Student journalism ethics

I’ve argued for years that journalism students need ethics training to prepare them for the tough calls they’ll have to make on the job. Jerry Ceppos, now the journalism dean at the University of Nevada, Reno, thinks so too. His school requires students to take a journalism ethics course and a First Amendment class that covers ethics. But this year, Ceppos writes in the Reno Gazette-Journal, his students also taught him something about ethics: “You don’t have to beat it into them.”

Building on an honor code that one senior developed on her own, students developed an ethics pledge that the Journalism Student Advisory Board is now asking all graduates to sign:

As a graduate of the Reynolds School of Journalism, I will uphold and apply the highest standards of integrity and ethics. This includes helping others by minimizing harm and showing compassion. As a graduate of the Reynolds School of Journalism, I will act independently and be accountable for my actions.

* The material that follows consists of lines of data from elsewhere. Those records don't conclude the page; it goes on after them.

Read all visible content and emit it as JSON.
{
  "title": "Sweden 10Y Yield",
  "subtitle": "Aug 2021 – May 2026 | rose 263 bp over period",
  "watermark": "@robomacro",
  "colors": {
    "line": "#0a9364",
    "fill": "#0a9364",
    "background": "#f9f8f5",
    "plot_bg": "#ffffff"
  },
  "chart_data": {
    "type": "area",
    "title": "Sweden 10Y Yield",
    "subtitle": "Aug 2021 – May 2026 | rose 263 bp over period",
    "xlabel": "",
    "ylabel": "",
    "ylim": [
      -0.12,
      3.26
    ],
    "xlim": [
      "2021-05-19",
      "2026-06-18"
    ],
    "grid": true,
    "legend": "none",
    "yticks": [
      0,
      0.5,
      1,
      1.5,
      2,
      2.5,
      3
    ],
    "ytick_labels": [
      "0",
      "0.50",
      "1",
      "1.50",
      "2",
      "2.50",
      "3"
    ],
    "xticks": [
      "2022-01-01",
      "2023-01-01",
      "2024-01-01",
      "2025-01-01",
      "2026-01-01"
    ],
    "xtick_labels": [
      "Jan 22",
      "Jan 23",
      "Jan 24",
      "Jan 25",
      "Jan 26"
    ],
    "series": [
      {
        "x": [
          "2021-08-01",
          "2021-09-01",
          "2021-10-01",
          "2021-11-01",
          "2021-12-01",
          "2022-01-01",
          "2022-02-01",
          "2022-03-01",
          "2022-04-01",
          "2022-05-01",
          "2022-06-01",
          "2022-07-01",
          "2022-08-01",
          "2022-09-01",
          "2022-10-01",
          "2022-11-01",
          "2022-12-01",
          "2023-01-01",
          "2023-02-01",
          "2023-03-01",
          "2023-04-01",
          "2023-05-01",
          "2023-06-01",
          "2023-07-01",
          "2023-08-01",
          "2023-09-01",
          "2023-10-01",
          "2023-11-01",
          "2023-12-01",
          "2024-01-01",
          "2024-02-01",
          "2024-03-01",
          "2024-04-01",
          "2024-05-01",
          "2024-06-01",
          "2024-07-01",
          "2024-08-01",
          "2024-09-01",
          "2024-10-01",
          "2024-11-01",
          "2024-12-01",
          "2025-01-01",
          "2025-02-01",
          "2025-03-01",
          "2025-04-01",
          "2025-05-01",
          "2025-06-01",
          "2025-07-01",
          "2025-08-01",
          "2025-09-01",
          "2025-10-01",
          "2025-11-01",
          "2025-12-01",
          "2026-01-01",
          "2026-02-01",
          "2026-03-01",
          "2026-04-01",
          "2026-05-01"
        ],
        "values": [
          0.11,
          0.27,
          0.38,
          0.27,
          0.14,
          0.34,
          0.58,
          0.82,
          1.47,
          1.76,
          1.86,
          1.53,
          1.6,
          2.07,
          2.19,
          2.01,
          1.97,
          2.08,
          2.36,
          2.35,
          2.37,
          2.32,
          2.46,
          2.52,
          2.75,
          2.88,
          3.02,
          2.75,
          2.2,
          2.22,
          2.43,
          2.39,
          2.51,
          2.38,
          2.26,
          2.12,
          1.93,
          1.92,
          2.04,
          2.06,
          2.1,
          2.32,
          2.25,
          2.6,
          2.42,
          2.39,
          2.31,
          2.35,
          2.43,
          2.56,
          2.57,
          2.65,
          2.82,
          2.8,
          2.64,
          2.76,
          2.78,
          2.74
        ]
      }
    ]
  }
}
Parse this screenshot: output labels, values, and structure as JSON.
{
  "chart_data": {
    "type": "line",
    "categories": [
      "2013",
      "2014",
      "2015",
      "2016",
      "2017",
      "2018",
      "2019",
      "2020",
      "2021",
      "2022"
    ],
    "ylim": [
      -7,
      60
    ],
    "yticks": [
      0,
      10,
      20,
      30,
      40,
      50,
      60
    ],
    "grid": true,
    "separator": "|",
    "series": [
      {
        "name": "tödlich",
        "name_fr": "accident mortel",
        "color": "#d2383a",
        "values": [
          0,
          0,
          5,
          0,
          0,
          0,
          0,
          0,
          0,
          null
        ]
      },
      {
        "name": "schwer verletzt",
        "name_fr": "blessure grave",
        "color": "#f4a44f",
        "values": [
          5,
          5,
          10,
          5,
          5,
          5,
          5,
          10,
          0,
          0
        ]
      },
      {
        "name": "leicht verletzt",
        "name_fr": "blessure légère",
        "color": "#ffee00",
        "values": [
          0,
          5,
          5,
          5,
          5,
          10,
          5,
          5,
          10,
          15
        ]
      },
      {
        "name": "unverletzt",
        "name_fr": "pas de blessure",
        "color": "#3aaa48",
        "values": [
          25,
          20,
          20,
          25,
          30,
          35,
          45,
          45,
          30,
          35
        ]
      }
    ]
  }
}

Cortney Maddock, who worked on the pledge, tells Ceppos she expects every graduate to sign the pledge. And she’ll be happy if it stops “just one person before falsifying a contact or plagiarizing or lying or not contributing to the common good.”

The pledge cites the basic principles of the SPJ and RTNDA ethics codes but what I really like about it is that it’s a personal statement, short enough to fit in your wallet.  I’d suggest that the grads who sign it might want to print the pledge on the back of their new business cards to remind themselves and the people they deal with of their commitment to ethical journalism.